Opinião
O “Dia do Perdão” e os desafios para os projetos de geração
É imperioso que seja definido o tratamento a ser conferido aos empreendimentos outorgados que não obtiverem acesso ao SIN ou mesmo que deixarem de implantar seus empreendimentos nos cronogramas definidos
Ao longo dos últimos anos, o setor de geração de energia elétrica teve sua dinâmica significativamente alterada, muito em razão da redução dos custos para implantação de empreendimentos de fontes renováveis, tais como solar e eólica, e, em especial, em razão da não concessão do desconto nas tarifas de uso dos sistemas de transmissão ou distribuição para novos entrantes – subsídio que permitiu o vertiginoso desenvolvimento destas fontes nas últimas duas décadas.
A publicação da Lei nº 14.120/2021, que estabeleceu o prazo de 12 meses para solicitações de outorga com o referido benefício, e do Decreto nº 10.893/2021, que dispensou a apresentação de Informação de acesso para o requerimento de outorga, promoveram uma verdadeira corrida pelo ouro para a obtenção de outorgas em patamares jamais observados no setor elétrico.
Ainda em março de 2022, esgotado o prazo para a solicitação de outorgas com o desconto nas tarifas de uso, avaliamos O fim da corrida pela outorga e o início da corrida pela conexão, destacando os inúmeros desafios que se avizinhavam, tal como se haveria demanda para estes projetos e como se daria a obtenção de acesso ao Sistema Interligado Nacional (SIN), considerando o claro cenário de restrição da capacidade de escoamento.
Mesmo que este cenário estivesse sendo desenhado desde 2021, eventuais alternativas e soluções ainda dependeriam definições regulatórias, como a promovida pela Resolução Normativa Aneel nº 1.038/2022, que estabeleceu procedimentos e diretrizes para o processo de solicitação de outorga de geração sem exigência de documento de acesso.

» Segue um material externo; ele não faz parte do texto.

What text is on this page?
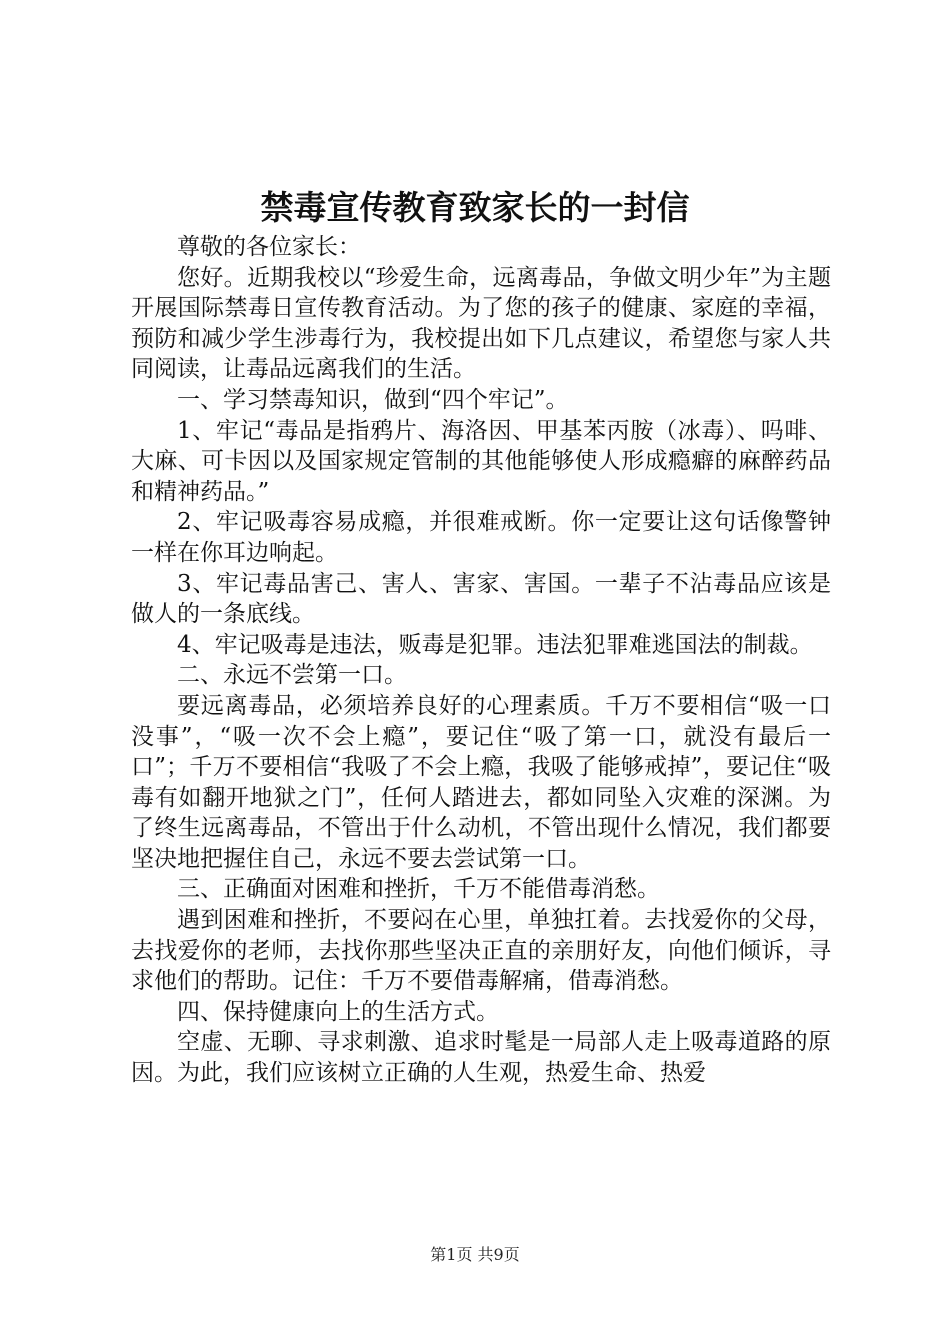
禁毒宣传教育致家长的一封信

尊敬的各位家长：

您好。近期我校以“珍爱生命，远离毒品，争做文明少年”为主题开展国际禁毒日宣传教育活动。为了您的孩子的健康、家庭的幸福，预防和减少学生涉毒行为，我校提出如下几点建议，希望您与家人共同阅读，让毒品远离我们的生活。

一、学习禁毒知识，做到“四个牢记”。

1、牢记“毒品是指鸦片、海洛因、甲基苯丙胺（冰毒）、吗啡、大麻、可卡因以及国家规定管制的其他能够使人形成瘾癖的麻醉药品和精神药品。”

2、牢记吸毒容易成瘾，并很难戒断。你一定要让这句话像警钟一样在你耳边响起。

3、牢记毒品害己、害人、害家、害国。一辈子不沾毒品应该是做人的一条底线。

4、牢记吸毒是违法，贩毒是犯罪。违法犯罪难逃国法的制裁。

二、永远不尝第一口。

要远离毒品，必须培养良好的心理素质。千万不要相信“吸一口没事”，“吸一次不会上瘾”，要记住“吸了第一口，就没有最后一口”；千万不要相信“我吸了不会上瘾，我吸了能够戒掉”，要记住“吸毒有如翻开地狱之门”，任何人踏进去，都如同坠入灾难的深渊。为了终生远离毒品，不管出于什么动机，不管出现什么情况，我们都要坚决地把握住自己，永远不要去尝试第一口。

三、正确面对困难和挫折，千万不能借毒消愁。

遇到困难和挫折，不要闷在心里，单独扛着。去找爱你的父母，去找爱你的老师，去找你那些坚决正直的亲朋好友，向他们倾诉，寻求他们的帮助。记住：千万不要借毒解痛，借毒消愁。

四、保持健康向上的生活方式。

空虚、无聊、寻求刺激、追求时髦是一局部人走上吸毒道路的原因。为此，我们应该树立正确的人生观，热爱生命、热爱

第1页 共9页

Dada a insuficiência da referida norma para lidar com a complexidade dos desafios enfrentados, também no início de 2023, destacamos Os desafios para o escoamento da geração de energia com a necessidade de ampliação da infraestrutura de transmissão de energia elétrica e a possível alternativa do Procedimento Competitivo por Margem (PCM), discutido no âmbito da Consulta Pública nº 148/2022 e que, por ainda não ter sido concluída pela Aneel, ainda produz A corrida contra o tempo e as lacunas regulatórias para garantir o acesso ao sistema de transmissão, como detalhado em artigo publicado em maio deste ano.
Neste último mês de julho de 2023, a Aneel deu mais um passo na tentativa de equacionar o problema regulatório acima exposto, com a edição da Resolução Normativa nº 1.065/2023 que estabeleceu requisitos e procedimentos atinentes ao mecanismo excepcional para tratamento de outorgas de geração e dos Contratos de Uso do Sistema de Transmissão (CUST) celebrados por centrais geradoras.

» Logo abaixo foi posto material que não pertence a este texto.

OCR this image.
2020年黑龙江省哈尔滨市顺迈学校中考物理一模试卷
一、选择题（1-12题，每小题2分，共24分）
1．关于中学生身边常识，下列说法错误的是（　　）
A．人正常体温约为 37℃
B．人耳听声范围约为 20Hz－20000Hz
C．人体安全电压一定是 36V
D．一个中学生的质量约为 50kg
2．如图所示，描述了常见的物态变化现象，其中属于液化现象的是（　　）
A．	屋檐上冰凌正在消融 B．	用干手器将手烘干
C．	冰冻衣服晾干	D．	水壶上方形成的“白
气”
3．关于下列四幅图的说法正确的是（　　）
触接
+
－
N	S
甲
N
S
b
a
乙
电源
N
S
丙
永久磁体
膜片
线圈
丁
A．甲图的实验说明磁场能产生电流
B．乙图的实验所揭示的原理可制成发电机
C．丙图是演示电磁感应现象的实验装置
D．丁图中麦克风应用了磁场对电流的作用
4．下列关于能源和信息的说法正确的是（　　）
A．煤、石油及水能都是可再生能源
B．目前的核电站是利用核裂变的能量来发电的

Ainda que seja possível questionar se os referidos mecanismos excepcionais acabariam por beneficiar empreendedores que inadimpliram suas obrigações regulatórias quanto ao cronograma de implantação de seus projetos e/ou obrigações pecuniárias no âmbito do CUST, fato é que a nova norma traz alternativas que podem contribuir para que uma solução estrutural para o acesso ao SIN seja alcançada.

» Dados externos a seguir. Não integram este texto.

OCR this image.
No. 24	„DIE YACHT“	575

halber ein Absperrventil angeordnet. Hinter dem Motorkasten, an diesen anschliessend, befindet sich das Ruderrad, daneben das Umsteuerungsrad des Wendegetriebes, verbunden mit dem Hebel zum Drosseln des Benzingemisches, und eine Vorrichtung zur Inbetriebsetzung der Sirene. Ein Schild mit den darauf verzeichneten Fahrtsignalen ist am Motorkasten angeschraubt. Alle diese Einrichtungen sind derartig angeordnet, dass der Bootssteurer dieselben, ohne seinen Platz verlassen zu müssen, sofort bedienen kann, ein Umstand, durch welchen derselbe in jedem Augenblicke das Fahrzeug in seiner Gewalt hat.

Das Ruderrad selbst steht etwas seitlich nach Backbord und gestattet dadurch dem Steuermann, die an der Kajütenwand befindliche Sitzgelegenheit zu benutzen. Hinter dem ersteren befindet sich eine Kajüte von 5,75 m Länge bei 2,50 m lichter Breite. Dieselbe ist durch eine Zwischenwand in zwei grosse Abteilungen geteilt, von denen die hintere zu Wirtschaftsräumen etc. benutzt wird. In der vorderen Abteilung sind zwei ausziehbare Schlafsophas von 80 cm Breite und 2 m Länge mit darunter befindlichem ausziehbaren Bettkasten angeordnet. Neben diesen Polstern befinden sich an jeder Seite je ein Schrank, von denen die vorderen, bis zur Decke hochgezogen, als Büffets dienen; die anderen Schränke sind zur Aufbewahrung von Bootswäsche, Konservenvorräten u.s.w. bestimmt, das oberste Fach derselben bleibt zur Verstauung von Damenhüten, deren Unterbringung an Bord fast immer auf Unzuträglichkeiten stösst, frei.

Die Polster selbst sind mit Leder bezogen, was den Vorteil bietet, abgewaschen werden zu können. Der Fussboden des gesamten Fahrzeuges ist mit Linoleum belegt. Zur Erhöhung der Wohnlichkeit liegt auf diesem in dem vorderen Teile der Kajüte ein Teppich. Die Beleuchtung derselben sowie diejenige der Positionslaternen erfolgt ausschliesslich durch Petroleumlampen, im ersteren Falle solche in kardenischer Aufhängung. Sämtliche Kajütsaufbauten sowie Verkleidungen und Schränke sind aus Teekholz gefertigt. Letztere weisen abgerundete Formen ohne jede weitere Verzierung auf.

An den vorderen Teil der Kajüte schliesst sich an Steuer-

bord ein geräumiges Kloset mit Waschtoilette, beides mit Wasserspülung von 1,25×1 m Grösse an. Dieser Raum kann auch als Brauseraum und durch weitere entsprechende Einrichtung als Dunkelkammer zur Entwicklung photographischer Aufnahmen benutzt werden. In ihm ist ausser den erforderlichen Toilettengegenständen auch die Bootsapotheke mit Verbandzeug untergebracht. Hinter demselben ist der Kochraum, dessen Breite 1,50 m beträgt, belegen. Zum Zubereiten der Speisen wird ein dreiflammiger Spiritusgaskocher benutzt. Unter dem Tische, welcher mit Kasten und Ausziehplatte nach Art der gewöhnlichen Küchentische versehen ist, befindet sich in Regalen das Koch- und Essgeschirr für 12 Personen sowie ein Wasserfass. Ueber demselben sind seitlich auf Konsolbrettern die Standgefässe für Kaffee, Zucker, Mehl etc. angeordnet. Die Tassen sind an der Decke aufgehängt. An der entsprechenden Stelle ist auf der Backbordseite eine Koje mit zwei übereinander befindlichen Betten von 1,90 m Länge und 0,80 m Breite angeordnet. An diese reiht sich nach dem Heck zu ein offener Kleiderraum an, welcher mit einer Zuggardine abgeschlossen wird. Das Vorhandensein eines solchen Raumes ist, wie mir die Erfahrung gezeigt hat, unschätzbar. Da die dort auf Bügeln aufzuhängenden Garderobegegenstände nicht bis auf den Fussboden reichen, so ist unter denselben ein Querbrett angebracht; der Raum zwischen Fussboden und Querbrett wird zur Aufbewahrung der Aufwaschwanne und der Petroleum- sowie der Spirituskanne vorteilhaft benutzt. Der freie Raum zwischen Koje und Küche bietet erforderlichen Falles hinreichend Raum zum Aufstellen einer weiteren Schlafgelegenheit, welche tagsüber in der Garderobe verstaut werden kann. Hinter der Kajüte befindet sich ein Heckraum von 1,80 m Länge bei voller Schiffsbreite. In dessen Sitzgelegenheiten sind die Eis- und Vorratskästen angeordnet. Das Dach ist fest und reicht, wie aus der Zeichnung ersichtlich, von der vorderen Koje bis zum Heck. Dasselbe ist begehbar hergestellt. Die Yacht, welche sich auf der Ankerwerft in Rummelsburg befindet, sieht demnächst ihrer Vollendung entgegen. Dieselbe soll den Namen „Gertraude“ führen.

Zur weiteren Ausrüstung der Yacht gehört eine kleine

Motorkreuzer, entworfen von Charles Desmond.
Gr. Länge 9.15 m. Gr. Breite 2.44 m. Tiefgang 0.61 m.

Em breve síntese, a regulamentação da Aneel previu a possibilidade de rescisão amigável do CUST e revogação das outorgas sem a aplicação de penalidades para empreendedores que manifestaram o interesse até o último dia 28.07.2023, desde que cumpridos alguns requisitos como a adimplência com os encargos de uso do sistema e a desistência de eventuais ações judiciais.
Adicionalmente, a norma também prevê, para os interessados que se manifestaram até 28.07.2023, a possibilidade de regularização do cronograma de implantação do empreendimento com diferimento do pagamento do encargo de uso do sistema de transmissão, também mediante o cumprimento de determinados requisitos, como a apresentação de garantia de fiel cumprimento.
Segundo informações divulgadas pelo Operador Nacional do Sistema Elétrico (ONS), os pedidos já realizados abrangem 14,7 GW, sendo 11 GW referentes ao mecanismo de anistia e 3,7 GW para a regularização das outorgas.
Embora estes mecanismos possam contribuir para a liberação de capacidade de escoamento, que poderá ser ocupada por outros interessados de acordo com a ordem cronológica das solicitações de acesso recebidas pelo ONS, ainda haverá uma série de empreendedores outorgados ou aguardando a publicação de suas outorgas que também buscarão acesso ao SIN e, pelo fato de não possuírem CUST assinado, não estarão elegíveis aos referidos mecanismos excepcionais.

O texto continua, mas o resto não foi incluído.